The UNITY-2 study, which evaluated cirrhotic patients in a 12-week regimen of the DCV-TRIO, showed sustained virologic response 12 weeks after treatment (SVR12) among 98% of treatment-naïve and 93% of treatment-experienced cirrhotic patients with ribavirin (RBV) and 93% of treatment-naïve and 87% of treatment-experienced cirrhotic patients without ribavirin.
The Phase 3 UNITY clinical trial program is an ongoing study investigating 12-week regimens of the DCV-TRIO fixed-dose combination (daclatasvir 30 mg plus asunaprevir 200 mg plus beclabuvir 75 mg) in non-cirrhotic and cirrhotic genotype 1 patients.

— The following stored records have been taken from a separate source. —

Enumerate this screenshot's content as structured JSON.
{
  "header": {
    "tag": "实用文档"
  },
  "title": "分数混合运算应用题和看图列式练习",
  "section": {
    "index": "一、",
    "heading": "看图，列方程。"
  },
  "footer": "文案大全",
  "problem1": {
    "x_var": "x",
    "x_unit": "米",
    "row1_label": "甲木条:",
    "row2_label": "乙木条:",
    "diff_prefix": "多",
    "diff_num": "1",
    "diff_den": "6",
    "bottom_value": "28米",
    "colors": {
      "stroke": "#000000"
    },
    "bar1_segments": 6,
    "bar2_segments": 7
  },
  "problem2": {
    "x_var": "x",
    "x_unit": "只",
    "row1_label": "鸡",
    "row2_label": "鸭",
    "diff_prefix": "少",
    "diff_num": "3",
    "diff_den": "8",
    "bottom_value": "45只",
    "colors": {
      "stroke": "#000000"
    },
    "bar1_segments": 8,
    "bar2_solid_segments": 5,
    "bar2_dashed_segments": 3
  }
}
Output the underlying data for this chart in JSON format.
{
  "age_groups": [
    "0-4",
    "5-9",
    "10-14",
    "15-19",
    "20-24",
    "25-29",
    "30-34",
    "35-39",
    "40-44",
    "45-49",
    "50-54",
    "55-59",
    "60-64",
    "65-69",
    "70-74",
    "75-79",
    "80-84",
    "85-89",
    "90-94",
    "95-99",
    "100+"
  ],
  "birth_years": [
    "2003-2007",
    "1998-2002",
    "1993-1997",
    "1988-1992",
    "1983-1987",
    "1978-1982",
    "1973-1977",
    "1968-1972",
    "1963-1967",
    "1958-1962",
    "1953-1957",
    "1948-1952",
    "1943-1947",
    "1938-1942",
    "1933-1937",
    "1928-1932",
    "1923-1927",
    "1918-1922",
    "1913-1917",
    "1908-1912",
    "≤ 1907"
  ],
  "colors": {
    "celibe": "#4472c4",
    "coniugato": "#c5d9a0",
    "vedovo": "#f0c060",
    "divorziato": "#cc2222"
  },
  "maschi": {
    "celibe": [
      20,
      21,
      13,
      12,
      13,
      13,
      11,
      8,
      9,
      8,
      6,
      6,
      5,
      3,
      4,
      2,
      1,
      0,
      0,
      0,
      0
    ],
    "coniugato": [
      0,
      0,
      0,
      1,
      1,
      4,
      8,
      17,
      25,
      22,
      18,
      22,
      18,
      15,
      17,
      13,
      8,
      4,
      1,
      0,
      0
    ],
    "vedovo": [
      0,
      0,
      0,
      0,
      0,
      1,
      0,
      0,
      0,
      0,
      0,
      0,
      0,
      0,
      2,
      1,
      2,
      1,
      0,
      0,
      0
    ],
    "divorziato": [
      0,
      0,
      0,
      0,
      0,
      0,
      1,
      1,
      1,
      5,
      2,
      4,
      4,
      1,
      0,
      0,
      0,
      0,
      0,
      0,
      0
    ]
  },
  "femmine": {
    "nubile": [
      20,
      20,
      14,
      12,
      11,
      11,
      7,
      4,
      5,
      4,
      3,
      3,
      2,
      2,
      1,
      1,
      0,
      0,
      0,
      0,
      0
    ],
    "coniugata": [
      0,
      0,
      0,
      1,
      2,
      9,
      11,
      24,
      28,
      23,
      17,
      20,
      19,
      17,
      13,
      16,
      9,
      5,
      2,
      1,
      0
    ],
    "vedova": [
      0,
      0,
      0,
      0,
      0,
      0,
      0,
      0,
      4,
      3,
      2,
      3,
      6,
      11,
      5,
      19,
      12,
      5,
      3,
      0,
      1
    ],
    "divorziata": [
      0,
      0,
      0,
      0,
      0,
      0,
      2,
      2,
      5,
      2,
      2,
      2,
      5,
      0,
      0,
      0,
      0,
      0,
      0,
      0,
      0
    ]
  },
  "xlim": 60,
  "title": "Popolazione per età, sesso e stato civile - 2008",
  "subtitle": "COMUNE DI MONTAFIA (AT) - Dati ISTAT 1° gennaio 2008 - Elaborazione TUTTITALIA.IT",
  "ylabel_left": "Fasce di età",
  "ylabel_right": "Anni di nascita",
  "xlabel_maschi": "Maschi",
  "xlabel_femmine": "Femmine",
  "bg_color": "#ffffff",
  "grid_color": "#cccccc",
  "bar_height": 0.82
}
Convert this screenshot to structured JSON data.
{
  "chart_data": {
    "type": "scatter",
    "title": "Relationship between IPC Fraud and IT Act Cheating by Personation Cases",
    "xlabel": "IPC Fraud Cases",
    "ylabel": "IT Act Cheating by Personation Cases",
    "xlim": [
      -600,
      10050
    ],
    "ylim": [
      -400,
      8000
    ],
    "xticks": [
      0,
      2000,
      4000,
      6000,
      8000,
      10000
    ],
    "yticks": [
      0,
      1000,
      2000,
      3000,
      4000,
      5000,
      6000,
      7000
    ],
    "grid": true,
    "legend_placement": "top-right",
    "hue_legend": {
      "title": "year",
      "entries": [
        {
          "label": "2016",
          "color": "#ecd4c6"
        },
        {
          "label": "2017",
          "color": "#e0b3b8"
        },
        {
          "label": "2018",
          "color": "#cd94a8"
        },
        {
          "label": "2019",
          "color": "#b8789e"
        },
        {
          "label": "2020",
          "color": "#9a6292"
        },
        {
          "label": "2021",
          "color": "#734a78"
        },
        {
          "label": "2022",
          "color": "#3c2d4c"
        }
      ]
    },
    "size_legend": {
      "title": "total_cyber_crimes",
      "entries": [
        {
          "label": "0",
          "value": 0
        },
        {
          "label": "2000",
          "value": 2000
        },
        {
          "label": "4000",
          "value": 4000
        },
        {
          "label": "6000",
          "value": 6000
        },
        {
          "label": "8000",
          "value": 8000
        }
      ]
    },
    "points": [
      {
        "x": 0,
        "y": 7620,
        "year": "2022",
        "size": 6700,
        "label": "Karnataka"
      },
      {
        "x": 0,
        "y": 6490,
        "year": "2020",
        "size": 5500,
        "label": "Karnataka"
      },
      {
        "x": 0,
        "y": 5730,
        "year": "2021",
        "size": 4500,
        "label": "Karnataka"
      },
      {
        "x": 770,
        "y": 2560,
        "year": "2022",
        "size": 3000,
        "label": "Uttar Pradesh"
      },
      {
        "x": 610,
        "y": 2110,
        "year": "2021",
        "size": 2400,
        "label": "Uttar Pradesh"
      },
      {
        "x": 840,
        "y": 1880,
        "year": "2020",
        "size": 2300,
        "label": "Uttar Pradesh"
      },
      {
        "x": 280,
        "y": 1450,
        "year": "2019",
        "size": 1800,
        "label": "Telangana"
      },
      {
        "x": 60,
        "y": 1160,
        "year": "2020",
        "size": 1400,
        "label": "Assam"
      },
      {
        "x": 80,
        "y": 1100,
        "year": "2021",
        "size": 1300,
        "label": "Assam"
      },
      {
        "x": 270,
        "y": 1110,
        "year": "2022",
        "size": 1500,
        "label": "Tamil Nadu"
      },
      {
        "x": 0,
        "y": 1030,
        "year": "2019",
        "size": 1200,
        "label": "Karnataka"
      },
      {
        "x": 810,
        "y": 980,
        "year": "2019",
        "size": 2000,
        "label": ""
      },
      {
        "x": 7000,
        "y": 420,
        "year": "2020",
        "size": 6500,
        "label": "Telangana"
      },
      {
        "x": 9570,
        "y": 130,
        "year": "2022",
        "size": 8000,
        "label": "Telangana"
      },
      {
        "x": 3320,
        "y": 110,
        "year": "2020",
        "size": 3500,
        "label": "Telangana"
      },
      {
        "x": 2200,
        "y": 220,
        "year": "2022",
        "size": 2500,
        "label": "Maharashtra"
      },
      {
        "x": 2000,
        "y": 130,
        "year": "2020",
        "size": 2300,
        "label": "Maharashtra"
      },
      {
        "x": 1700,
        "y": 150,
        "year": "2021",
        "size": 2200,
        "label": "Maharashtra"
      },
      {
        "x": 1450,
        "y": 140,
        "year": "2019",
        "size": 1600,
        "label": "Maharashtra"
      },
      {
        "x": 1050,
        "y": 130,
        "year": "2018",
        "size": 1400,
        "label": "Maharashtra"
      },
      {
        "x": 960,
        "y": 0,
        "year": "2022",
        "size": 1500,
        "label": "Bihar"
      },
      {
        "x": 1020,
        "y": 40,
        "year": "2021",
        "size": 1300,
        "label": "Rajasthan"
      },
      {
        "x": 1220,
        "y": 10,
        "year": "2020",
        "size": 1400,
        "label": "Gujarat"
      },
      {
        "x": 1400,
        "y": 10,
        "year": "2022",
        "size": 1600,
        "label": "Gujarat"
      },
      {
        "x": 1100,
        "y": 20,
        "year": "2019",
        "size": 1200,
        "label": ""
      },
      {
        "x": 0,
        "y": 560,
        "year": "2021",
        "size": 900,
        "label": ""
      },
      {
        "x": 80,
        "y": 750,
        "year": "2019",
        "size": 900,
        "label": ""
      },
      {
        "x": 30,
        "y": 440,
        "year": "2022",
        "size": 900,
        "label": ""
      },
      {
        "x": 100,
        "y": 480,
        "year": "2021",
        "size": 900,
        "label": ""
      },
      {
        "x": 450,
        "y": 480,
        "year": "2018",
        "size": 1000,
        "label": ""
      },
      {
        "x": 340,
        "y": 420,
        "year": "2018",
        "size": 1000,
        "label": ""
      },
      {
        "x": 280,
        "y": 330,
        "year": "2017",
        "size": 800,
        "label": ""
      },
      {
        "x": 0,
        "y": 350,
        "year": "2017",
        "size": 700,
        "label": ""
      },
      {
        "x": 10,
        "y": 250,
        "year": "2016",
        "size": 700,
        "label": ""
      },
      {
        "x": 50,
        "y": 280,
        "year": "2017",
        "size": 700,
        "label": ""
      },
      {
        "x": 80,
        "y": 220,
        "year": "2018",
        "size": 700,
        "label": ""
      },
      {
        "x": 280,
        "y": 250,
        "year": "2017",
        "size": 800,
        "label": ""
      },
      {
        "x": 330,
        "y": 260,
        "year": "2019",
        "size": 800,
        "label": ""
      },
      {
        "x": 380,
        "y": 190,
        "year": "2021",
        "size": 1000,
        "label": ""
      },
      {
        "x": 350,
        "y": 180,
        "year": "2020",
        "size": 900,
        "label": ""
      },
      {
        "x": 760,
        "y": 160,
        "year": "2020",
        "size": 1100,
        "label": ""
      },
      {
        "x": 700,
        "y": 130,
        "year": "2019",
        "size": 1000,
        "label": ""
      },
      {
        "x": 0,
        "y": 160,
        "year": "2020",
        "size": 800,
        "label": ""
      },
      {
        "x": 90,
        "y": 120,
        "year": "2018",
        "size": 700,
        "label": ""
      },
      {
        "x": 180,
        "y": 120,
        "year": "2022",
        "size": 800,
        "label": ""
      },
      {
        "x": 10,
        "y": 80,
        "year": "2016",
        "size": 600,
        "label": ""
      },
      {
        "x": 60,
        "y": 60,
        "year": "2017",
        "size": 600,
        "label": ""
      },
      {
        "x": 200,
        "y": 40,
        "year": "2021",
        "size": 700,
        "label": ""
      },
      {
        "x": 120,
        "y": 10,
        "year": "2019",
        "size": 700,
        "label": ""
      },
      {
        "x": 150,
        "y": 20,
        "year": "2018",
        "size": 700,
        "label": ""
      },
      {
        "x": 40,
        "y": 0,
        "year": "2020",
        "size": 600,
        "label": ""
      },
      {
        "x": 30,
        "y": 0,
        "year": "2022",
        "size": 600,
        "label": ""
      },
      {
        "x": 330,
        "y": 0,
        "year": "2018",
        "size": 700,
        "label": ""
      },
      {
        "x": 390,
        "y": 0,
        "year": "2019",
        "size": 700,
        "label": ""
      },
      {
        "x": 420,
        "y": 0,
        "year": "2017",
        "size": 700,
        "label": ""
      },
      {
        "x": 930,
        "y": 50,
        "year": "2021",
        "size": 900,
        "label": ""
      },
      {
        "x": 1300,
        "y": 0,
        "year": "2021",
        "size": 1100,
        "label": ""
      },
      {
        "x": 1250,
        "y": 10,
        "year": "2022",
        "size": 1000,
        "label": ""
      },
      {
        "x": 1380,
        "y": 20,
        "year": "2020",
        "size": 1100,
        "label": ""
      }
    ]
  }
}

The open-label UNITY-1 study evaluated a 12-week regimen of the DCV-TRIO without ribavirin in treatment-naïve and -experienced non-cirrhotic patients. Non-cirrhotic treatment-naïve patients (n=312) and treatment-experienced patients (n=103) received the DCV-TRIO fixed-dose combination in one pill twice daily for 12 weeks, with 24 weeks of follow-up. The majority of the patients (73%) were genotype 1a, and 91% of all patients achieved SVR12. 92% of treatment-naive patients and 89% of treatment-experienced patients achieved cure, without the use of ribavirin.
In the UNITY-2 study, both cirrhotic treatment-naïve and treatment-experienced patients received the DCV-TRIO fixed-dose combination, one arm without ribavirin (n=102) and one with ribavirin (n=100). The study was double-blinded to ribavirin, and the majority of the patients (74%) were genotype 1a. The study showed 96% of all patients who received the DCV-TRIO with ribavirin achieved SVR12, and 90% of those who received the DCV-TRIO without ribavirin achieved SVR12.
In both UNITY-1 and UNITY-2 there were low rates of adverse events (AEs) leading to discontinuation and of serious adverse events (SAEs) overall. In UNITY-1 there were 7 SAEs, all considered not related to study treatment, and 3 AEs leading to treatment discontinuation. The most common AEs were headache (25.8%) and fatigue (16.6%). In UNITY-2, there were 3 SAEs related to treatment and 4 AEs leading to discontinuation. The most common AEs were headache and fatigue (both 19.8%).